22. Dezember 2024

Was wird aus der Flaniermeile?

Sie wird oft als Flaniermeile Bambergs bezeichnet. Unbestritten ist sie eine der attraktivsten Einkaufsstraßen der Innenstadt. Aktuell fallen aber besonders die Leerstände auf – in der Langen Straße.

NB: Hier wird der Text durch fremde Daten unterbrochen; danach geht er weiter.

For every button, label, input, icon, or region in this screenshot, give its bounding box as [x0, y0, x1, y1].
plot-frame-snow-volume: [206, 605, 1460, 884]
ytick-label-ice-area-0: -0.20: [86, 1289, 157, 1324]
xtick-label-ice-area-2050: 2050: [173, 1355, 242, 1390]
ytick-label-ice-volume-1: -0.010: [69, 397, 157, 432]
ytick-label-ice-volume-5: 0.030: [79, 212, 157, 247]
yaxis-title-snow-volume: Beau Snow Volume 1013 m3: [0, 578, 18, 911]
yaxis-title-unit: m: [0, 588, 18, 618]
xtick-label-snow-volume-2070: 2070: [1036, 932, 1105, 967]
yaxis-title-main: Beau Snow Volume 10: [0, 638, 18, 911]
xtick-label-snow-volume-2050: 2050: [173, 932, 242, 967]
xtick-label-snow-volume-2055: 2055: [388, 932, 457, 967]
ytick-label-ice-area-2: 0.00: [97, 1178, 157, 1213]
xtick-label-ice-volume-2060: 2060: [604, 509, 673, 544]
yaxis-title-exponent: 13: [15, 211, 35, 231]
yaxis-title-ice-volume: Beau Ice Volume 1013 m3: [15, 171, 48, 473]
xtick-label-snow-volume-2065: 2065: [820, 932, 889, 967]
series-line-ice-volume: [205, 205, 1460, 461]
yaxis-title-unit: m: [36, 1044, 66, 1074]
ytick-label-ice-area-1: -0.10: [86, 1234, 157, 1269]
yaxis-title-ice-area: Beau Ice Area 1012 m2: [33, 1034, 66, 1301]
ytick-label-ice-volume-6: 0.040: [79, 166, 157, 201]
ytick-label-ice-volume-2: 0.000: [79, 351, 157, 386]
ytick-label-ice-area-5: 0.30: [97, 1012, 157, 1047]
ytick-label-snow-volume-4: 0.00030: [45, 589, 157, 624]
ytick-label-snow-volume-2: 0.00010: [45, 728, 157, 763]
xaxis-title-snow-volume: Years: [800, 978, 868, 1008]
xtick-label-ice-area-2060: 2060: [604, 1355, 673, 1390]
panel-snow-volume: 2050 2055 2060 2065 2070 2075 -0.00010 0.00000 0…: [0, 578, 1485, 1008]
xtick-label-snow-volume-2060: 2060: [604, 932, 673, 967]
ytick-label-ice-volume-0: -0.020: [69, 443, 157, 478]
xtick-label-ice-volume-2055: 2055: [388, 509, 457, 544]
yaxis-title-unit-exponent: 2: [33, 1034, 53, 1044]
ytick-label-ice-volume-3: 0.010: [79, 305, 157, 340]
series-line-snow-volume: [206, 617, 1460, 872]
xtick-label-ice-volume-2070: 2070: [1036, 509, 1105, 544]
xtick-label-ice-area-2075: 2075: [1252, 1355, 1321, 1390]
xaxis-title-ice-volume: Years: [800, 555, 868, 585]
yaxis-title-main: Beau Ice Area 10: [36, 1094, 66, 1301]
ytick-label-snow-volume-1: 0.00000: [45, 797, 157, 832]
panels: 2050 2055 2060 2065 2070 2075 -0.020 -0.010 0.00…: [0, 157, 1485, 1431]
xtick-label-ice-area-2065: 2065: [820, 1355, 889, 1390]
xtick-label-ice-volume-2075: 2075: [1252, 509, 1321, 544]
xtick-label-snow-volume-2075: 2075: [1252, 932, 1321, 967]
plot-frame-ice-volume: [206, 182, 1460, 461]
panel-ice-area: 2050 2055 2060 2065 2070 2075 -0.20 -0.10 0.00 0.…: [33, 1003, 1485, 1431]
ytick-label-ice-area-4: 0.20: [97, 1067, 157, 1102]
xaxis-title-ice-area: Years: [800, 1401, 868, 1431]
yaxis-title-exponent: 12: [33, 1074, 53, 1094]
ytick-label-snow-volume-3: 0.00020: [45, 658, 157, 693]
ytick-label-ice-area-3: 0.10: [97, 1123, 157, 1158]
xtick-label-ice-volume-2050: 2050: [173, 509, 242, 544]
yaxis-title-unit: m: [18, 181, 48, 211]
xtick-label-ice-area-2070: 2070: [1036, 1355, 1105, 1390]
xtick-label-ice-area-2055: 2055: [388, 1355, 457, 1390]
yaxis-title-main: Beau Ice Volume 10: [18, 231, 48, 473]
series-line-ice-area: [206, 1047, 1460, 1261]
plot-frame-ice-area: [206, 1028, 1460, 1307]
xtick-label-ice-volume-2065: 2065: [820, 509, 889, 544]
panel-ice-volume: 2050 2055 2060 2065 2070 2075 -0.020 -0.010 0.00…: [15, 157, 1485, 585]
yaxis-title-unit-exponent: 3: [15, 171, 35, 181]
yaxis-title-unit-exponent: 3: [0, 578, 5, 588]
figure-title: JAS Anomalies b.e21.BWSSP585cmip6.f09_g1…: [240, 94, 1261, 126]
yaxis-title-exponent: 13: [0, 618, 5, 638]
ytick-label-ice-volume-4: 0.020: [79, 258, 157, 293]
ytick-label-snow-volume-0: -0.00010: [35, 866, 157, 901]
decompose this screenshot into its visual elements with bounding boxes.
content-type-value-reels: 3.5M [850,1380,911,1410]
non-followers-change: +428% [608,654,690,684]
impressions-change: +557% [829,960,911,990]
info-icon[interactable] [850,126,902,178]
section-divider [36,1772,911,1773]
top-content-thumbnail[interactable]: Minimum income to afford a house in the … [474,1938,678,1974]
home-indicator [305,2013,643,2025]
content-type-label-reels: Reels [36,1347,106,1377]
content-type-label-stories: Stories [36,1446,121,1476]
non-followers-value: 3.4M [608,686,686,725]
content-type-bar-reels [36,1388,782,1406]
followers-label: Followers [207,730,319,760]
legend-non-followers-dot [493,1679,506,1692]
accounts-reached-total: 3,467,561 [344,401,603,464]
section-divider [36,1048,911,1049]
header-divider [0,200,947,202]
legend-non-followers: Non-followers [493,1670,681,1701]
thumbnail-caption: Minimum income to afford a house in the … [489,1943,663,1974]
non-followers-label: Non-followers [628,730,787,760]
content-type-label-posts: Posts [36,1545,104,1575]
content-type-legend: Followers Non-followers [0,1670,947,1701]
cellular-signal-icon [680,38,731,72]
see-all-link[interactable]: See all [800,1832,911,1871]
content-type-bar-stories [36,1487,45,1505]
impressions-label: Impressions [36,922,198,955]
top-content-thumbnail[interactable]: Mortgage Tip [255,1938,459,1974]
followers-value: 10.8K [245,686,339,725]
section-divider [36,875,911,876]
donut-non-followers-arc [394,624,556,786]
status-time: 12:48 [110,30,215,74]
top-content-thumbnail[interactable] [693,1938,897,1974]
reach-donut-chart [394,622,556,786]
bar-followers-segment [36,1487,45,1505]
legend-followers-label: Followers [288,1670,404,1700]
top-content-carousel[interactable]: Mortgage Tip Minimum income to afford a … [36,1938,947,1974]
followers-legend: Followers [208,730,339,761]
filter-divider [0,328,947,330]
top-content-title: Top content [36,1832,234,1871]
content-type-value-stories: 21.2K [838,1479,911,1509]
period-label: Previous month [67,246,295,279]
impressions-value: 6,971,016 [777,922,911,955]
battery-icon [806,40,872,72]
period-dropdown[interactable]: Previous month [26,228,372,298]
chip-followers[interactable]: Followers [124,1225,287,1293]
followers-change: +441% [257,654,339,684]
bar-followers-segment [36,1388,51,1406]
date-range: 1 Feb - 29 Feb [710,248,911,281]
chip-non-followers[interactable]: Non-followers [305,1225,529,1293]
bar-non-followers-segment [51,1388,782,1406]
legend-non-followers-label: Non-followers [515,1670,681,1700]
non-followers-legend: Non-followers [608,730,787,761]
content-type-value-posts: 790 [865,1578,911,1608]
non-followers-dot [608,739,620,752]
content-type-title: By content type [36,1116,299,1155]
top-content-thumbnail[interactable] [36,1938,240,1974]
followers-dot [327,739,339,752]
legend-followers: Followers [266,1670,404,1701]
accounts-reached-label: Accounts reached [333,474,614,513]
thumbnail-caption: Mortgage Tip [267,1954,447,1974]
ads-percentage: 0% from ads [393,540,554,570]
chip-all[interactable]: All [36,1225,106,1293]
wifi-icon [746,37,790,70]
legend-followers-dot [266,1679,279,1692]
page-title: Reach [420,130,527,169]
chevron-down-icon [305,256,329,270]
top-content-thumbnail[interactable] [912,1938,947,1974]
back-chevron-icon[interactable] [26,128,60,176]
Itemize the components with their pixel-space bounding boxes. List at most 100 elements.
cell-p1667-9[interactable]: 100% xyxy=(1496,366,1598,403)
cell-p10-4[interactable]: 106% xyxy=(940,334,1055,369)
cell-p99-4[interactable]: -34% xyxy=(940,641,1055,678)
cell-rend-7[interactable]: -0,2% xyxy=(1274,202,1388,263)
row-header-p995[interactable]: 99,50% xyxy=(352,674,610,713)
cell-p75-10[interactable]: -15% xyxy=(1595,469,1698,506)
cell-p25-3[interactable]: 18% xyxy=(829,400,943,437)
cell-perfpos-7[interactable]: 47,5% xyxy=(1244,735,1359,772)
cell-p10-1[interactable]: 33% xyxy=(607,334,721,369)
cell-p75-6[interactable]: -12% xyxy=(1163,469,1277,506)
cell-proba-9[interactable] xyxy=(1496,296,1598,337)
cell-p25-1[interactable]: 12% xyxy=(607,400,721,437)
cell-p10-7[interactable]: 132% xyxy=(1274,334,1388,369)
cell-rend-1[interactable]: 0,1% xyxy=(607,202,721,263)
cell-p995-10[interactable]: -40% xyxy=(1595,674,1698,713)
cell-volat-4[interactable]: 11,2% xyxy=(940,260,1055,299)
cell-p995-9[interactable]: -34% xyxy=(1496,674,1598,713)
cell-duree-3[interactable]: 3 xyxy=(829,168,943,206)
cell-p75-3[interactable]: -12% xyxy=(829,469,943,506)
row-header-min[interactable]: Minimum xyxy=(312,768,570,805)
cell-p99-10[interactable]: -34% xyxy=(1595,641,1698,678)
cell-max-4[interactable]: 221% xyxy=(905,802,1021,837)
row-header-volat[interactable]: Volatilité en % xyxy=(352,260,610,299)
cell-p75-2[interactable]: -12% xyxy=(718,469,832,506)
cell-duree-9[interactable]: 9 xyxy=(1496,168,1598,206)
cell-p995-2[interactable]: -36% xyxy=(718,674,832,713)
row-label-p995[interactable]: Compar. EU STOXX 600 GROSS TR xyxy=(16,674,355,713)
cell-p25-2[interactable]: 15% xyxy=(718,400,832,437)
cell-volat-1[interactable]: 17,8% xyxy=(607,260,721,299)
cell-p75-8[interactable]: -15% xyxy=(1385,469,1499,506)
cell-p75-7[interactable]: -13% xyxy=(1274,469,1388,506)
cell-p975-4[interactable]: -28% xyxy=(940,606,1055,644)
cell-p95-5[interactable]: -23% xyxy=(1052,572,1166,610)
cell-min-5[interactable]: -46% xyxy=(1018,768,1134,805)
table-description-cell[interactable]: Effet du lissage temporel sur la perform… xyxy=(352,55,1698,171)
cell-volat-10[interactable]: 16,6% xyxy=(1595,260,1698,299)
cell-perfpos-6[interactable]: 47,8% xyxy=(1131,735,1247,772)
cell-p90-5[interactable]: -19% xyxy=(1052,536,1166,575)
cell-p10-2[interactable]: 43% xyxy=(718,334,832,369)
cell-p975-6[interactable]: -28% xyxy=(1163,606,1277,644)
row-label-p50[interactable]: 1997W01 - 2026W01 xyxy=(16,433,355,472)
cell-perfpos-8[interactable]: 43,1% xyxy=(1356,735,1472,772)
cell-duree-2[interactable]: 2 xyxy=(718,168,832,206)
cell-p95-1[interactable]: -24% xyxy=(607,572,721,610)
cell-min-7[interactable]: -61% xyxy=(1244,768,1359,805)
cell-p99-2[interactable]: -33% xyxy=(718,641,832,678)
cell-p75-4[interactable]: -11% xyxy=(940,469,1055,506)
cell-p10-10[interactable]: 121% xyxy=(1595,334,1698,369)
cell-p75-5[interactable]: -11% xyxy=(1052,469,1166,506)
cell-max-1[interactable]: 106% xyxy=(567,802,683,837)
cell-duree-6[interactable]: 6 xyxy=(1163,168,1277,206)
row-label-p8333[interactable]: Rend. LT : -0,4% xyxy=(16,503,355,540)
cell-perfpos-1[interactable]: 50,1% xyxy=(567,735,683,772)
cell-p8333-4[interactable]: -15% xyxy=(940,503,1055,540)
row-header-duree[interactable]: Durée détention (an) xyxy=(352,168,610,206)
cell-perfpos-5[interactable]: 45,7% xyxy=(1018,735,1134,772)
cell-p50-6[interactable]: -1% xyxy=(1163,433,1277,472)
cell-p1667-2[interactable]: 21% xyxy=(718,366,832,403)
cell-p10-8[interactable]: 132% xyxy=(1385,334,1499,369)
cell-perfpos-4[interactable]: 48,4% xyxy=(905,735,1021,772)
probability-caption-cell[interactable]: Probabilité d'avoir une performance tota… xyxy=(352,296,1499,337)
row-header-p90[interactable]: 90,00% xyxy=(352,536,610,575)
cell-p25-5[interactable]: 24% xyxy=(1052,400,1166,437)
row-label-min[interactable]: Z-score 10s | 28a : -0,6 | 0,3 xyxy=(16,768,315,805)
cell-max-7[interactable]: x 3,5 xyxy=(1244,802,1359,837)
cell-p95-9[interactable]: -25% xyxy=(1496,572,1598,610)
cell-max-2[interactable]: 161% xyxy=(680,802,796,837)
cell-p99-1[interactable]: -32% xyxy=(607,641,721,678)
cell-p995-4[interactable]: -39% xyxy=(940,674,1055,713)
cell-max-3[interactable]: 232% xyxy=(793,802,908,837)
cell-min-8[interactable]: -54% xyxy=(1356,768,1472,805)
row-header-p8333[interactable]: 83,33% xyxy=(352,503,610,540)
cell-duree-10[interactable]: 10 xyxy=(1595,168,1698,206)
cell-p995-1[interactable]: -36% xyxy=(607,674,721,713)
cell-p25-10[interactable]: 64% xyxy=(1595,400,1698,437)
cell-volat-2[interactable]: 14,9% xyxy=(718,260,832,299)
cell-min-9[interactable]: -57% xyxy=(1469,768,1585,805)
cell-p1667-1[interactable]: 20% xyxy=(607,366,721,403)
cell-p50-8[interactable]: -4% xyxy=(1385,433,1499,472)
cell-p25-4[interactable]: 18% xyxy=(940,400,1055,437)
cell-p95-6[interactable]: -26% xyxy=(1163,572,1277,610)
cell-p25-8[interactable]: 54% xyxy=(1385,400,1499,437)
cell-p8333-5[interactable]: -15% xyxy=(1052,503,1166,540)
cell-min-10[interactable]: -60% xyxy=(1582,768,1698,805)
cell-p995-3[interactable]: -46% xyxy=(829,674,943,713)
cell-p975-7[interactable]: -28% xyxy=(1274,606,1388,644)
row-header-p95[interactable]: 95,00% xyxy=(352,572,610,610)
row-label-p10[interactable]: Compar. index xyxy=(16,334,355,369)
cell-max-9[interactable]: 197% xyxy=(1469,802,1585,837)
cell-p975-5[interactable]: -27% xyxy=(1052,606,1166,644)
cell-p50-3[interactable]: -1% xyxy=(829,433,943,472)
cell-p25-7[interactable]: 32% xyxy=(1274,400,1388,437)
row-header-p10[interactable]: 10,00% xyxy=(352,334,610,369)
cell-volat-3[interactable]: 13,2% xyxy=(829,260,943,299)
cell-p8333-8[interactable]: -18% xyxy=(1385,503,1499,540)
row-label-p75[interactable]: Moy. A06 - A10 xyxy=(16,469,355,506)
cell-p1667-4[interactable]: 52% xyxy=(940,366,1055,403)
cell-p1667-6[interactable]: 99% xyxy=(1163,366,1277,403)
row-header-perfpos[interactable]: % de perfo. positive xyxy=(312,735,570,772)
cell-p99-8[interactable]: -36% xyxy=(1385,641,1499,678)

Noch kein Barber- oder Tätowiershop

Vier Leerstände gibt es derzeit in der relativ kurzen Langen Straße. Zum Beispiel das Sandsteinpalais Lange Straße 12 und 14, in dem es bis vor kurzem noch den Drogeriemarkt „Budni“ gab. Rund 500 Quadratmetern Verkaufsfläche liegen jetzt brach. Der Laden hat im Herbst vergangenen Jahres zugemacht, der Vorgänger “City-Markt Massak” hatte auch nach nur wenigen Jahren kapituliert. Ein Nachfolger für die Ladenflächen ist bis heute nicht in Sicht.

Wenige Meter Richtung Schönleinsplatz ist bereits der nächste Leerstand zu sehen. Der einstige Stoffladen ist über und über mit Plakaten beklebt. Auf der anderen Straßenseite, gleich neben der Bankfiliale, erscheint ein Leerstand zwar gut getarnt, ist aber real. 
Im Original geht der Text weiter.